また、成形機をはじめとする生産設備の更新、増強による設備投資、情報システムの更新のための資金需要が生じております。
(財務政策)
当社の運転資金につきましては、現在、借り入れを行うことなく、内部資金(現金及び預金)にて調達しております。なお、2020年3月期の資産における流動比率は867.2%となっております。
③ 重要な会計上の見積り及び当該見積りに用いた仮定
当社の財務諸表は、わが国において一般に公正妥当と認められている会計基準に基づき作成しております。健全な財務報告を行うためには、財務諸表の作成にあたって収益・費用又は資産・負債の状況に影響を与える見積りを必要とします。これらの見積りは、過去の実績やその時点において入手可能な情報及び合理的であると判断した一定の前提に基づいて行っておりますが、見積り特有の不確実性があるため実際の結果とは異なることがあります。

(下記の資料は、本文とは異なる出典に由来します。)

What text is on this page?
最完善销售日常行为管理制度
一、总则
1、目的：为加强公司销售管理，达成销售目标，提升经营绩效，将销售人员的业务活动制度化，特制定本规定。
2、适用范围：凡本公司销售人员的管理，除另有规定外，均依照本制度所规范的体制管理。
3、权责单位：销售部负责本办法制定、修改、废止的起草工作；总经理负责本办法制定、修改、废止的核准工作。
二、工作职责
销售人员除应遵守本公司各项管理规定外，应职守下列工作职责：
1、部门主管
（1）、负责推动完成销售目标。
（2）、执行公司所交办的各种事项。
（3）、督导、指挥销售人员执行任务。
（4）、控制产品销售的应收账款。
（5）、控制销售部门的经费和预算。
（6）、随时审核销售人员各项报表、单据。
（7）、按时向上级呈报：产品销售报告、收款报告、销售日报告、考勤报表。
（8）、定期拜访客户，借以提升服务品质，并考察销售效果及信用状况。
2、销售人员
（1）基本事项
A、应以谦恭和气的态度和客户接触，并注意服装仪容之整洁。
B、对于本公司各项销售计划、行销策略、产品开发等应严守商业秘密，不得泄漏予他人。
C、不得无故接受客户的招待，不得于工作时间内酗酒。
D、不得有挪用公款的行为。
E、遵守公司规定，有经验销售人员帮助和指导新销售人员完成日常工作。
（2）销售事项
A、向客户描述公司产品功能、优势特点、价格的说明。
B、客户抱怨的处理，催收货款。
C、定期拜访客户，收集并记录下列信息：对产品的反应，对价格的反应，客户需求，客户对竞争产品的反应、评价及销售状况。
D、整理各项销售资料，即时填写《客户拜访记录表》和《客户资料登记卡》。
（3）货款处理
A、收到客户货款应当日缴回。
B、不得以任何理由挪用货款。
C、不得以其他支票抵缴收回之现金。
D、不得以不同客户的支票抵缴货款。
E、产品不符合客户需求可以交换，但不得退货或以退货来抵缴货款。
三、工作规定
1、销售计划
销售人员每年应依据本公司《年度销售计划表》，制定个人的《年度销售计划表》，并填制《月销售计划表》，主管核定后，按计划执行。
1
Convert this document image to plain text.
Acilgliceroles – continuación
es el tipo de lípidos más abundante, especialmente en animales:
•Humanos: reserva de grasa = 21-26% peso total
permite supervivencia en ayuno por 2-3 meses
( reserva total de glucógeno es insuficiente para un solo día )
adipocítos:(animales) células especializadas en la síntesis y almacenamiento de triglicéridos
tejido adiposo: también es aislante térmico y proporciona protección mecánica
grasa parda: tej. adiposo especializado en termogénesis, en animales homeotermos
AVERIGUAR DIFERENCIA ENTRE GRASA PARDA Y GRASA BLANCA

当社の財務諸表で採用している重要な会計方針は、「第5 経理の状況 1 財務諸表等 (1)財務諸表 注記事項(重要な会計方針)」に記載のとおりですが、見積りによって重要な影響を受ける可能性がある会計方針は、貸倒引当金、賞与引当金、繰延税金資産、固定資産の減損評価であり、その金額は過去の実績や将来予測に基づく一定のルールや内規に基づいて合理的に決定しております。繰延税金資産については毎期慎重に回収可能性を判断し、将来の事業年度において回収が見込まれない税金の額は、繰延税金資産から控除しております。なお、貸倒引当金は貸倒実績及び貸倒懸念債権等の回収不能見込額がないため計上しておりません。
また、新型コロナウイルス感染症の影響等不確実性が大きく将来事業計画等の見込数値に反映させることが難しい要素もあります。したがって、期末時点で入手可能な情報を基に会計上の見積りを実施しております。